Una Grecia alla sempre più disperata ricerca di sostegno finanziario per evitare il default ha annunciato venerdì scorso la firma di un accordo preliminare con la Russia per l’estensione del gasdotto Turkish Stream attraverso il territorio greco. Il valore del progetto è stimato attorno ai due miliardi di euro: sarà finanziato interamente da una banca di investimento russa, e vedrà i due paesi condividere la proprietà dei tubi. In questo modo, Gazprom aggiunge un altro tratto alla mega-conduttura che punta a portare il suo gas in Europa bypassando l’Ucraina, attraverso il Mar Nero e la Turchia, prima di accedere ai mercati comunitari.
Per annunciare l’intesa, il primo ministro Alexis Tsipras è volato a San Pietroburgo, proprio mentre i suoi negoziatori erano alle prese con la difficilissima ricerca di un accordo con i creditori europei. L’estensione di Turkish Stream è stata poi siglata dai ministri dell’Energia dei due paesi, Alexander Novak e Panagiotis Lafazanis, rendendo vani tutti gli sforzi degli Stati Uniti: a maggio l’inviato per gli Affari Energetici del Dipartimento di Stato, Amos Hochstein, era stato ad Atene per chiedere alla Grecia di non cedere alle offerte di Gazprom e concentrarsi invece sui progetti appoggiati dall’Unione Europea.
Solo un giorno prima dell’annuncio di Putin e Tsipras, Gazprom aveva firmato un altro accordo con la compagnia anglo-olandese Shell, la tedesca E.ON e l’austriaca OMV per il raddoppio di Nord Stream, il gasdotto che connette Russia e Germania attraverso il Mar Baltico.
Le due intese sembrano sfidare gli sforzi europei di diversificazione energetica, e rischiano di rendere l’Ucraina sempre più irrilevante come rotta di transito del gas russo, con gravi rischi per l’economia del paese, che perderebbe una fonte importante di entrate economiche.
La Ue ha risposto con una dichiarazione in cui ha ricordato come solo il 57% della capacità di trasporto di gas russo è realmente utilizzato sui mercati europei, sottolineando quindi come ulteriori forniture di Gazprom rischiano di non avere mercato. Nello stesso commento, l’Unione ha confermato il suo impegno nel cercare di differenziare le fonti energetiche e la sua vigilanza sull’applicazione delle norme comunitarie nella costruzione di nuovi gasdotti.

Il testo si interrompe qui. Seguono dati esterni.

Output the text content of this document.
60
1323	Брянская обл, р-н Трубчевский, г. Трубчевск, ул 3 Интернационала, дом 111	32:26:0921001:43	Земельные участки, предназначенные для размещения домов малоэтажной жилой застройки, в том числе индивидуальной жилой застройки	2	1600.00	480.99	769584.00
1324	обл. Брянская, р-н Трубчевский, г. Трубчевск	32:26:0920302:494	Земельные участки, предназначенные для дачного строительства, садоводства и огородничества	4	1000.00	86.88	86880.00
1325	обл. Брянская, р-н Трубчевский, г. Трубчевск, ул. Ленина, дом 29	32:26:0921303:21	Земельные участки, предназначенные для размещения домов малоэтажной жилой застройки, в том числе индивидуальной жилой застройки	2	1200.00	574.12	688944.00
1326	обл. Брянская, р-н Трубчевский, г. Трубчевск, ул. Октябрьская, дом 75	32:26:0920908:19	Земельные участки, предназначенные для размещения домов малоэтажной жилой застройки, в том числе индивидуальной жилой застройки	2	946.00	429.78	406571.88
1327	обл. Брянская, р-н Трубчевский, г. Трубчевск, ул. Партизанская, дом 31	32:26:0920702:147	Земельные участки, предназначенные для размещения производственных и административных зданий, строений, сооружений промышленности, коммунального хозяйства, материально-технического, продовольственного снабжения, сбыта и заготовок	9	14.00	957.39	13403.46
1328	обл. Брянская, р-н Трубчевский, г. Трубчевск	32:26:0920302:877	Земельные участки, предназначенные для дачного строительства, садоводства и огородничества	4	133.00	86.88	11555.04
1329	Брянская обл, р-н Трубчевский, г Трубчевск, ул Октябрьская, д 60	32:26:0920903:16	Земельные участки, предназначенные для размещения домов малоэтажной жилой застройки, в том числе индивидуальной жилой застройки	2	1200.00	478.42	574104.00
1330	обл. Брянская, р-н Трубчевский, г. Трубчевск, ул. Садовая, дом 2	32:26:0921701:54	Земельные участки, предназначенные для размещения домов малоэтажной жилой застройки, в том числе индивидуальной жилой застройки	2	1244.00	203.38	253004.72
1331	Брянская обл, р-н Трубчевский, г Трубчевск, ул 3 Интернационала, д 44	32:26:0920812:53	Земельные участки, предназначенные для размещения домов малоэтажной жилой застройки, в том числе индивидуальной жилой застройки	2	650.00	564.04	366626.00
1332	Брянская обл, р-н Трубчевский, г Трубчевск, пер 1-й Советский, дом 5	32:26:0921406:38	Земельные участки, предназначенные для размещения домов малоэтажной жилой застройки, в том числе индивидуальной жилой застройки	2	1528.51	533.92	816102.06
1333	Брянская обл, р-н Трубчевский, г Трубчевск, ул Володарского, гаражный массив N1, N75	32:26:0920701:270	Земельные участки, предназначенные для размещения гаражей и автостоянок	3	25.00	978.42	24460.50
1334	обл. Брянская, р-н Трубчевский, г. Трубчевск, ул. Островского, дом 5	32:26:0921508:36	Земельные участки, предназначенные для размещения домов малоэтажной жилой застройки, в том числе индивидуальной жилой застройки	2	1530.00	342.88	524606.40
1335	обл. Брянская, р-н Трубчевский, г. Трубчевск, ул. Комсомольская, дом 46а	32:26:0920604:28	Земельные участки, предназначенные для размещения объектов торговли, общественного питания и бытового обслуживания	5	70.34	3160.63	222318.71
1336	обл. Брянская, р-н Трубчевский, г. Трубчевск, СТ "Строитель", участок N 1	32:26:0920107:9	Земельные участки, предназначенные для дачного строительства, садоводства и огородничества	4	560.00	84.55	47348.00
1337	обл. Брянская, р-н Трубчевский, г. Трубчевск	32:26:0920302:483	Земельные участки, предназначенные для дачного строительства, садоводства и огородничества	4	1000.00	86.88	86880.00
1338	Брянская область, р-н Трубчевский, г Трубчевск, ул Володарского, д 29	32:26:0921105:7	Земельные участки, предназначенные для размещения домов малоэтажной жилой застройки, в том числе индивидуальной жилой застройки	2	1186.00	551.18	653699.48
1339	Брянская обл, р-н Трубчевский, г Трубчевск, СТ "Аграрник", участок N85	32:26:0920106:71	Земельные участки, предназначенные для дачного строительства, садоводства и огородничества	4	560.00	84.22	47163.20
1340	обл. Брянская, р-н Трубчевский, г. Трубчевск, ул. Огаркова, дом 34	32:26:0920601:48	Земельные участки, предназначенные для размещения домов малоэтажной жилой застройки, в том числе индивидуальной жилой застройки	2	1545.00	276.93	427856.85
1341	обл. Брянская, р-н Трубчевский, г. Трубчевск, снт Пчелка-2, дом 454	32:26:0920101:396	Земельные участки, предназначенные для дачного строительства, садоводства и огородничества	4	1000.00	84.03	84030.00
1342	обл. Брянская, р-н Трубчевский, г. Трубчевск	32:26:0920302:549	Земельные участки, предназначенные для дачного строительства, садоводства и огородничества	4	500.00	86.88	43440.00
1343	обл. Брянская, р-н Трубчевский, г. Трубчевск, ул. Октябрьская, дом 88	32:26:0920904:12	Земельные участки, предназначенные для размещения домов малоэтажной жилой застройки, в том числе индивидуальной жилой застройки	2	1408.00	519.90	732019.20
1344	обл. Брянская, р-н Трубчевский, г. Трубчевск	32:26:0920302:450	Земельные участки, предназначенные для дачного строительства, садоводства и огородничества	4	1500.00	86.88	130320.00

In una dichiarazione rilasciata a Politico Europe, il commissario europeo all’Energia Miguel Arias Cañete ha però ammesso che la Ue “ha un grosso problema con la decisione russa di interrompere il transito del gas attraverso l’Ucraina”, riconoscendo i rischi per l’economia di Kiev.
La strategia di Gazprom per cambiare le sue rotte di transito è anche una sfida sul piano economico: il gigante russo dell’energia vuole spostare i suoi hub di ingresso nei mercati comunitari, obbligando la Ue a costruire le nuove condutture necessarie, ma l’Unione non ha nessuna intenzione di finanziare i progetti. Come ha ricordato alcuni giorni fa a Formiche.net l’esperto di energia Mikhail Korchemkin, della società di consulenza East European Gas Analysis, le intenzioni di Gazprom contraddicono i contratti già siglati con i partner europei: quelli firmati con l’Eni, ad esempio, prevedono l’arrivo del gas russo ai confini settentrionali dell’Italia fino al 2035.
E chissà se anche di questa incongruenza hanno parlato il Ceo di Eni Claudio Descalzi e il boss di Gazprom Aleksej Miller nel loro recente incontro a Milano. Un meeting in cui, secondo il comunicato di commento di Gazprom, si è discusso anche di Turkish Stream.